For instance, Greenberg explains how alcoholism's transition from vice to disease was a welcome one, especially following Prohibition. It was long viewed as an allergy, though the specific allergen persistently failed to appear. Even today, neither its disease-nature nor any possible cures have manifested themselves. Regardless, people are happy to accept the idea that addiction is a medical illness, perhaps, Greenberg suggests, because of our ambivalence towards the role of pleasure and our uncertainties about free will and self-determination. “With the disease model we have an answer,” he writes, “one that has the imprimatur of science; addiction isn't wrong, it's sick.”

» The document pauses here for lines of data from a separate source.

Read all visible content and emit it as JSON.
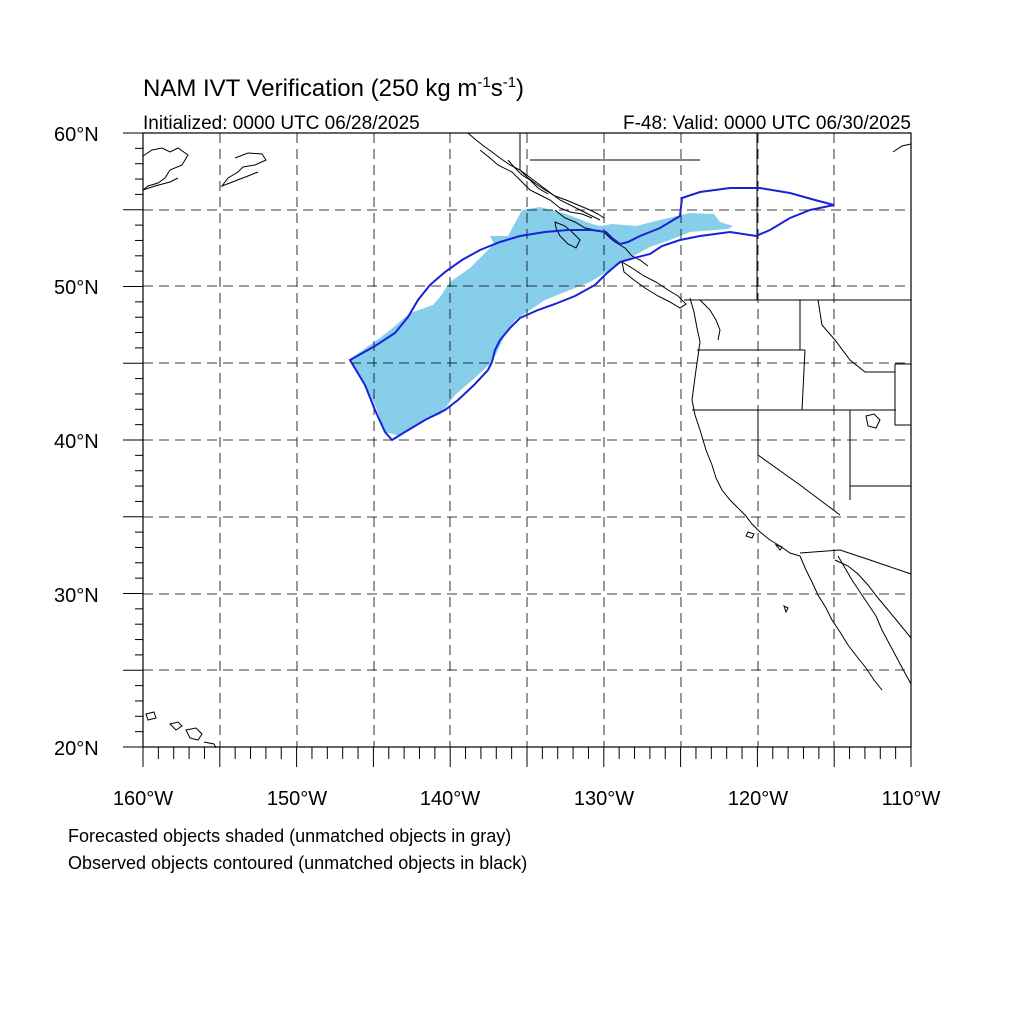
{
  "title_main": "NAM IVT Verification (250 kg m",
  "title_sup1": "-1",
  "title_mid": "s",
  "title_sup2": "-1",
  "title_end": ")",
  "initialized": "Initialized: 0000 UTC 06/28/2025",
  "valid": "F-48: Valid: 0000 UTC 06/30/2025",
  "lon_labels": [
    "160°W",
    "150°W",
    "140°W",
    "130°W",
    "120°W",
    "110°W"
  ],
  "lat_labels": [
    "60°N",
    "50°N",
    "40°N",
    "30°N",
    "20°N"
  ],
  "footnote_1": "Forecasted objects shaded (unmatched objects in gray)",
  "footnote_2": "Observed objects contoured (unmatched objects in black)",
  "colors": {
    "forecast_fill": "#87ceeb",
    "observed_contour": "#1a22d9",
    "coastline": "#000000",
    "grid": "#000000"
  },
  "map_extent": {
    "lon": [
      -160,
      -110
    ],
    "lat": [
      20,
      60
    ]
  }
}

In the absence of scientific proof that addiction is a disease, is it wrong for medical professionals to perpetuate the idea? Not necessarily, Greenberg says – there are times when what is scientifically wrong, or at least uncertain, is morally right. “There can be no doubt that the disease model has helped millions of people. If a made-up disease can be of such immense value, then we must consider the possibility that the truth is not what it's cracked up to be. Perhaps, in the republic of medicine, the fiction that addiction is a disease is a noble lie.”
Sometimes the noble lie works the other way round. In a chapter on homosexuality, Greenberg shows how humane concerns first led people to prefer a medical to a criminal definition, but conflict followed concerning the disrespect a medical definition implied toward what should perhaps be viewed as a free life choice. In 1973, following the Stonewall riots and the start of the gay rights movement, the American Psychiatric Association deleted homosexuality from the Diagnostic and Statistical Manual of Mental Disorders (DSM), a move decided not by scientific facts but by political and moral attitudes. “It may be the first time in history that a disease was eliminated by the stroke of a pen,” Greenberg writes.